Following up from my last update, I continued my work on fuzzing ipp-usb but eventually moved away from the original “import as a library” approach. This approach had caused persistent build failures due to unexported types and methods, as well as libusb CGO linker errors, when attempting to fuzz functions like sanitizeIppResponse. Even after exporting the required methods and struct fields, importing the usb package still pulled in the USB I/O layer, which depended on hardware-specific libusb functions that were difficult to satisfy in the OSS-Fuzz container environment. After discussing this with Alexander, we agreed that turning ipp-usb into an importable Go package was not practical since it is architecturally a standalone program. The only realistic way to fuzz it would be through its external HTTP-over-USB interface, which normally requires a real IPP-over-USB device. The ideal solution would be to create a virtual IPP-over-USB device simulator, which would allow fuzzing without relying on actual hardware.

I began working on this by experimenting with usbip and the VirtualUSBDevice project to simulate an IPP-over-USB device. The goal was to implement a black-box fuzzing setup in which the fuzzer feeds input to the simulated device, the ipp-usb daemon runs and connects to it, and the fuzzed data is injected into the communication loop for processing. This architecture would allow monitoring the entire interaction for crashes while avoiding direct hardware dependencies. As part of this setup, I successfully created the required build.sh and oss_fuzz_build.sh scripts to compile both the ipp-usb daemon and the emulator. With these changes, the build for both AFL++ and libFuzzer engines now completes successfully without the previous linker errors.
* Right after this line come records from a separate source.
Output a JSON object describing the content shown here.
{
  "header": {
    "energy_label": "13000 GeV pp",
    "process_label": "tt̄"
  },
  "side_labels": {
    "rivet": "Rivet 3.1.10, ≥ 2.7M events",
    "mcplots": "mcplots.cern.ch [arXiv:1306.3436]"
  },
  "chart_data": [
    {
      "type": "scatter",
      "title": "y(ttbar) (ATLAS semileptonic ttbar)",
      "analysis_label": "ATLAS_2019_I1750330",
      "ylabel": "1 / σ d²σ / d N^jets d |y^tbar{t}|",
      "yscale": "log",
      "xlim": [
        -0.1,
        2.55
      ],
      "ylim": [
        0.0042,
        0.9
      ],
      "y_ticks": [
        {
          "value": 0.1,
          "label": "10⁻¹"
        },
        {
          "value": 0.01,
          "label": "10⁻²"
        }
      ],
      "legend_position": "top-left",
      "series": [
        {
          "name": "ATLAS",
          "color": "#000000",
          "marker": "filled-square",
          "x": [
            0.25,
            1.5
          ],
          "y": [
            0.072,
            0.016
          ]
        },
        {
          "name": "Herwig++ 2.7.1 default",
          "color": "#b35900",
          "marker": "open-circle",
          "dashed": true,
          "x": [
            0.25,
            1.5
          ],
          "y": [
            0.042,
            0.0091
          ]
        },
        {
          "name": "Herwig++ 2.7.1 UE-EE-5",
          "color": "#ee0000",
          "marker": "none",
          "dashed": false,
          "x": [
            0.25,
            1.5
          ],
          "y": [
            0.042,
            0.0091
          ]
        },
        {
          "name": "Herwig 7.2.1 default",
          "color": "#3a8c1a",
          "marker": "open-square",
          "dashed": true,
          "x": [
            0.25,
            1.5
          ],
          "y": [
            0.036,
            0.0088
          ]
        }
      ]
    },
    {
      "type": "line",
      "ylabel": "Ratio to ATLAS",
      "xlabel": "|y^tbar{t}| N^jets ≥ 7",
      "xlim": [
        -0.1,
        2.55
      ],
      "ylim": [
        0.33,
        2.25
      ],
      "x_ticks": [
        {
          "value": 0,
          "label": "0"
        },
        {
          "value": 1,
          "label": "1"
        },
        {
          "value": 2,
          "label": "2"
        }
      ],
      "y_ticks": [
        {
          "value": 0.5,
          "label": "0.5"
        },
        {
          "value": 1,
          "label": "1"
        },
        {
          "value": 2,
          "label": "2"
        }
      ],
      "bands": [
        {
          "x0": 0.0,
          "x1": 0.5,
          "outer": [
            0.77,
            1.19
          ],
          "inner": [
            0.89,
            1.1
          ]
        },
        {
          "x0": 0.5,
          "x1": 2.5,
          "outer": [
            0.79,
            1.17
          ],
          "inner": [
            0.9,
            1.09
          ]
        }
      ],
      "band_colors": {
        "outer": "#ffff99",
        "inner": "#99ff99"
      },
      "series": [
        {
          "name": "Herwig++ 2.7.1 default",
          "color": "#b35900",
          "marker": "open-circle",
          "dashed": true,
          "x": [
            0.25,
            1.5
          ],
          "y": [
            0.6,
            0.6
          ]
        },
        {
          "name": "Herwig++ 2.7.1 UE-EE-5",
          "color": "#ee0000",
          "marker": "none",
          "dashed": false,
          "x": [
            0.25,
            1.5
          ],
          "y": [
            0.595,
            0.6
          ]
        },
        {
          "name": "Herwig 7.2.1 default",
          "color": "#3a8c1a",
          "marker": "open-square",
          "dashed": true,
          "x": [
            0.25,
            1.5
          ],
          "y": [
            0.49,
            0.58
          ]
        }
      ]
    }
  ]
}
At runtime, however, AFL++ failed because it expects a binary fuzz target, whereas my setup was driven by a shell script. My initial plan was to create a small C++ wrapper to bridge the gap, but instead I decided to switch to libFuzzer, which provided a cleaner and simpler implementation for the black-box approach. With libFuzzer, I was able to write Go-native fuzz drivers that directly launch the ipp-usb binary and communicate with it during fuzzing. I implemented three main drivers: daemon_fuzzer.go, which starts the ipp-usb binary and fuzzes its /ipp/print HTTP endpoint with malformed requests; usb_fuzzer.go, which targets USB protocol parsing logic; and http_client_fuzzer.go, which fuzzes the HTTP client against malformed printer responses.

This new setup now runs without the earlier importability or linking issues and keeps the fuzzing pipeline entirely black-box while still targeting key functionality in ipp-usb. I have created a PR to OSS-Fuzz for this integration.

Links:
OSS-Fuzz PR: https://github.com/google/oss-fuzz/pull/13815
IPP-over-USB emulation: https://github.com/OpenPrinting/go-mfp/tree/master/proto/usbip

Mohammed’s work is going as pull requests into OpenPrinting’s “fuzzing” repository. Here are the pull requests which are already merged. Mohammed’s user name on GitHub is “mdimado”.

Modernize OpenPrinting Website with Next.js, by Rudra Pratap Singh

Mentors: Till Kamppeter, Zdenek Dohnal, Deepak Patankar, Bhavanishankar Ravindra

Rudra is concluding his internship this week (Aug 22). He will actually start his GSoC work now. His final submission deadline is moved to November.